Défaits la semaine passée à Caen, suite à un but concédé en tout début de rencontre, les joueurs de Franck Dumas n’ont pas pris meilleur départ face à Nîmes, en encaissant un pion après cinq minutes, suite à un déboulé insensé de Cissokho conclu par Benmeziane. Les Crocos ont sans doute cru tenir un succès heureux à l’extérieur, surtout après plusieurs situations invraisemblables à deux doigts de finir au fond, mais Maurice Dalé finit par trouver la brèche à l’heure de jeu. Le score n’évoluera plus, au grand dam de Nîmois qui ne sont toujours pas tirés d’affaire. 1-1.

Il était temps que les Tourangeaux se réveillent. À la peine depuis le début de l’année, et sur une série de 3 défaites en 4 matchs, les hommes de Pantaloni ont fait le boulot en ouvrant la marque face à Dijon juste avant la pause, par Youssef Adnane.

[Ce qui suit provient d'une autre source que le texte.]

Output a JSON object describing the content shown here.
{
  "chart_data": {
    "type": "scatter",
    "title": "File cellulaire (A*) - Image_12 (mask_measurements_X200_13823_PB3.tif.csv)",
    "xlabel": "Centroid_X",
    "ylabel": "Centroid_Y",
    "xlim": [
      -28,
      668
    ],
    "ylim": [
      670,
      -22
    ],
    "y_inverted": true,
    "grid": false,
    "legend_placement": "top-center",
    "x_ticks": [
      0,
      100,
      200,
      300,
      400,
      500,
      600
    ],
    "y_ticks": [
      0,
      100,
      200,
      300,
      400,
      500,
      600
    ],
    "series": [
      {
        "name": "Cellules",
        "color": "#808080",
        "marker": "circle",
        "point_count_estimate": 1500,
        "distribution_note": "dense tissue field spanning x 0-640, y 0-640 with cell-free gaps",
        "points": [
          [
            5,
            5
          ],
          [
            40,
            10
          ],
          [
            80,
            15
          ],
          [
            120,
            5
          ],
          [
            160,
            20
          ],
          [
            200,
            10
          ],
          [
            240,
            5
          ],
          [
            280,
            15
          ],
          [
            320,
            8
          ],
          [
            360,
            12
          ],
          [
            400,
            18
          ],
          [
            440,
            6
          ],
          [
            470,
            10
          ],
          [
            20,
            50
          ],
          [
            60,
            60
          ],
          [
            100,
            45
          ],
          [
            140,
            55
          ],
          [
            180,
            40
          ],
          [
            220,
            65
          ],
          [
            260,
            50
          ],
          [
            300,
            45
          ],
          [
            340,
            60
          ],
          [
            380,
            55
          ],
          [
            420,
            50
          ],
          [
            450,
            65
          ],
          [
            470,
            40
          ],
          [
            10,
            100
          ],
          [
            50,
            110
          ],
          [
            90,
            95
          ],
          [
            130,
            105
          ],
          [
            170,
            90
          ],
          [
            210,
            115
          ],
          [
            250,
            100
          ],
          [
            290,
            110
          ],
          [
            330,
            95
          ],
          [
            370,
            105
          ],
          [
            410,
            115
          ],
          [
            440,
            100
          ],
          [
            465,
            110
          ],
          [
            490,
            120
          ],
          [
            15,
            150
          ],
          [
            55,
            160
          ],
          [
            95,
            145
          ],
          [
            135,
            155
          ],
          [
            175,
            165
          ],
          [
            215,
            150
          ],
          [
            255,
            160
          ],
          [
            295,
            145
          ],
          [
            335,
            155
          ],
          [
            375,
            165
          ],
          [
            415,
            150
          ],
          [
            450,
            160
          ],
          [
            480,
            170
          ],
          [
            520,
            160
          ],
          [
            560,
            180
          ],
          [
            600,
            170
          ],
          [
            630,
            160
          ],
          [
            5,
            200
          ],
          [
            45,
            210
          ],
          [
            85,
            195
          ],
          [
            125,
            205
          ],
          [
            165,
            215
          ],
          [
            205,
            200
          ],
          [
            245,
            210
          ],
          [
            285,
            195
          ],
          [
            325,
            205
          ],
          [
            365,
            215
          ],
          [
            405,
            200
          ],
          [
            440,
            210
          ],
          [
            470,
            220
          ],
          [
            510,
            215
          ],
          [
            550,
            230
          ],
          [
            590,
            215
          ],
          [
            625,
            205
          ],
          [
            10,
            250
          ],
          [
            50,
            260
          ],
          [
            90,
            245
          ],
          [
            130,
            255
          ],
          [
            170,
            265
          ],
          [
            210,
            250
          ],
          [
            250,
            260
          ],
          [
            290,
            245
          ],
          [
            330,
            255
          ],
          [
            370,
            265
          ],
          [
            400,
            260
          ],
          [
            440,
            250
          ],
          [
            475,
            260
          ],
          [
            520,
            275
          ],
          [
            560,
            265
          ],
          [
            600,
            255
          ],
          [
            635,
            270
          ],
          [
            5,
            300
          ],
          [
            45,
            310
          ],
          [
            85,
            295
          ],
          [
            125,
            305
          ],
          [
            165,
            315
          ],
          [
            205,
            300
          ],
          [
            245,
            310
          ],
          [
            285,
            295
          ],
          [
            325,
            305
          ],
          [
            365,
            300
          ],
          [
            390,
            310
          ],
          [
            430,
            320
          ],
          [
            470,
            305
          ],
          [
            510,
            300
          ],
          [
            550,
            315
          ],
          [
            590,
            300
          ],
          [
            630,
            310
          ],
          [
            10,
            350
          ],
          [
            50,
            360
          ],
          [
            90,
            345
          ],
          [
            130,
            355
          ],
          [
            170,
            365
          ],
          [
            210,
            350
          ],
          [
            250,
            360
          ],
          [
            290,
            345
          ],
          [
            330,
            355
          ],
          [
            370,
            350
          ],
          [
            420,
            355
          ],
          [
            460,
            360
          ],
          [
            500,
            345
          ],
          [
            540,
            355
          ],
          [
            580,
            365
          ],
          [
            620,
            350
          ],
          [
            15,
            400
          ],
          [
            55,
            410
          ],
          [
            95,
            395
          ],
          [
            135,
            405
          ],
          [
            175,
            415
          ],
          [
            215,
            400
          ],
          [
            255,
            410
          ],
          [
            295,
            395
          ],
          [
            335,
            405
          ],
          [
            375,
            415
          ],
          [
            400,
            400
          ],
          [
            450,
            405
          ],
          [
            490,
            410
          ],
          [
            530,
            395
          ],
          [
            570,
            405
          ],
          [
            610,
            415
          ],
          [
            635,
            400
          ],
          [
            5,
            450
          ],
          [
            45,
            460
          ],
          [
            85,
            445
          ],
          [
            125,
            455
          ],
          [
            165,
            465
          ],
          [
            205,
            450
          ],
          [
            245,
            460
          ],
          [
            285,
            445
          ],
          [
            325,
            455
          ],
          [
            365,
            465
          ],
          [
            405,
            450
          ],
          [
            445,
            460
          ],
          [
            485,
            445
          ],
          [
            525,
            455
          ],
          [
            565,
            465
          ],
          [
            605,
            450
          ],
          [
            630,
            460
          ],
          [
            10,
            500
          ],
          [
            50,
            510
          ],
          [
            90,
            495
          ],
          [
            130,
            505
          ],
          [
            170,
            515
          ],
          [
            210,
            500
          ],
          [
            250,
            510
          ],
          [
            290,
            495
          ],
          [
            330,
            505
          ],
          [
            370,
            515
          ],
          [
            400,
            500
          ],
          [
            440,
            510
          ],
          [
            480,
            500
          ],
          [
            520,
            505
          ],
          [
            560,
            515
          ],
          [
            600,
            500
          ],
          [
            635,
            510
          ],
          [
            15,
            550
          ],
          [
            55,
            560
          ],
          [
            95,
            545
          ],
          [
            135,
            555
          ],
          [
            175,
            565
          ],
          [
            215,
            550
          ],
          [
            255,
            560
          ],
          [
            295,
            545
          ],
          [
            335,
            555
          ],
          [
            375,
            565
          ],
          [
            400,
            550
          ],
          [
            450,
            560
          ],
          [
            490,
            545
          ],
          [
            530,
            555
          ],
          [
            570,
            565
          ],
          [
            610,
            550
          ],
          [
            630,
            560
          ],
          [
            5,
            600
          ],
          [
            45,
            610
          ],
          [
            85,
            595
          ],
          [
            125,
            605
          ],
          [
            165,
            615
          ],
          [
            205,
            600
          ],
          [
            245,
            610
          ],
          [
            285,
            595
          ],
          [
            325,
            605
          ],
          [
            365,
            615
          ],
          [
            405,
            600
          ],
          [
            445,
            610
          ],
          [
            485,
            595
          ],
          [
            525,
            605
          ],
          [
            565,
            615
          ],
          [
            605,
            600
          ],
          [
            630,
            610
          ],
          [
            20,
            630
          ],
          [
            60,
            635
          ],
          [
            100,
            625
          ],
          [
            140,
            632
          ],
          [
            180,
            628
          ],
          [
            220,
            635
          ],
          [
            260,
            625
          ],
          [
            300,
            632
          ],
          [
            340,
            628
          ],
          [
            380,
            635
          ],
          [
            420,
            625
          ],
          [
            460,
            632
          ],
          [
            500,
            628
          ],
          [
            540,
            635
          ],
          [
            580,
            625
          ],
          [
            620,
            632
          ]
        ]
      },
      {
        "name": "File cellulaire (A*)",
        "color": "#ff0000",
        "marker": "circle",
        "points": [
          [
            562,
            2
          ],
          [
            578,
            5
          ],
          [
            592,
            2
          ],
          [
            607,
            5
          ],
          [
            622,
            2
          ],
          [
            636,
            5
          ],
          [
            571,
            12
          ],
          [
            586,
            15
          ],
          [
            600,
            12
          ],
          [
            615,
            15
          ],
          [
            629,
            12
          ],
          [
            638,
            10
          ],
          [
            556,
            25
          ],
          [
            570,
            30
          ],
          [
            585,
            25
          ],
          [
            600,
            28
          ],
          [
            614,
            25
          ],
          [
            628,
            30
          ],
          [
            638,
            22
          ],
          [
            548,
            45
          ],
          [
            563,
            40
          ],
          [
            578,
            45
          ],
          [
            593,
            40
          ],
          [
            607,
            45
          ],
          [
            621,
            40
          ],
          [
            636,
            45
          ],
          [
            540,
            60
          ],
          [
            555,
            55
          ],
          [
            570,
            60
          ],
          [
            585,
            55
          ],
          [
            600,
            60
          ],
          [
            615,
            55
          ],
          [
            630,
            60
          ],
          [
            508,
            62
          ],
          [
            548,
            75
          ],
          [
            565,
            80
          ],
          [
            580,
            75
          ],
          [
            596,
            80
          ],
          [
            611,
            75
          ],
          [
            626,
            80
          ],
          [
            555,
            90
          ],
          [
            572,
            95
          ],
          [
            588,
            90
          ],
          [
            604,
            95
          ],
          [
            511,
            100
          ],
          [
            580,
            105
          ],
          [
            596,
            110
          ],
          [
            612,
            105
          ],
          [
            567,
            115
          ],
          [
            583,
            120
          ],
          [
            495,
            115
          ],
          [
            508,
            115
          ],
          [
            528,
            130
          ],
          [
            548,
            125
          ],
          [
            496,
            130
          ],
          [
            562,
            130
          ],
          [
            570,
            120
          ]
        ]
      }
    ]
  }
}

Et tant pis si le DFCO était le plus menaçant depuis le coup d’envoi. Les Dijonnais dominent globalement le reste de la rencontre, mais manquent de précision et de sérénité dans la zone de vérité, comme on dit. 1-0. C’est pas brillant, mais ça suffit amplement au bonheur tourangeau ce soir.

Les mélodrames de Lelouch


Le drame du HAC, ce n’est même pas la grave blessure du pauvre Victor Lekhal, qui sort avec une civière, mais sans ligaments croisés après seulement une poignée de secondes passées sur le terrain pour sa deuxième titularisation en pro. Non, le vrai drame des Ciel et Marine, c’est l’enchaînement sans fin de rencontres insipides. Et la réception des Castelroussins n’a pas fait exception à la règle. Maintenant, les spectateurs havrais sont spoilés avant même de prendre leur bagnole pour aller au stade : ça va faire 0-0, et ça va être imbitable. Châteauroux doit avoir honte d’apparaître au casting.

C’est un vrai défi qui se présentait au Stade Malherbe, en déplacement chez des Niortais en pleine bourre, avec 19 points récoltés sur 21 possibles. Les sémillants Chamois rentrent dans la rencontre à tombeau ouvert, et multiplient les situations brûlantes dans la surface caennaise. Pendant que les locaux sortent le bélier et la perceuse pour forcer le verrou, les visiteurs affichent de timides intentions en contre-attaque et s’en sortent indemnes sans qu’on sache trop comment. 0-0. Grosse soirée pour les Normands ce soir, décidément.

Pas grand-chose non plus à se mettre sous la dent pendant 45 minutes, dans le duel de relégués entre Troyens et Nancéiens. Les Lorrains pensaient tenir le résultat nul jusqu’à la pause, mais un corner vicieux de Ben Khalfallah oblige Jeannot à ouvrir la marque contre son camp. Ensuite, plus rien de nouveau pendant toute une mi-temps, jusqu’à un mouvement collectif sublime conclu par Jimmy Cabot. 2-0. L’ESTAC, où l’équipe qui se contentait de jouer pendant les arrêts de jeu.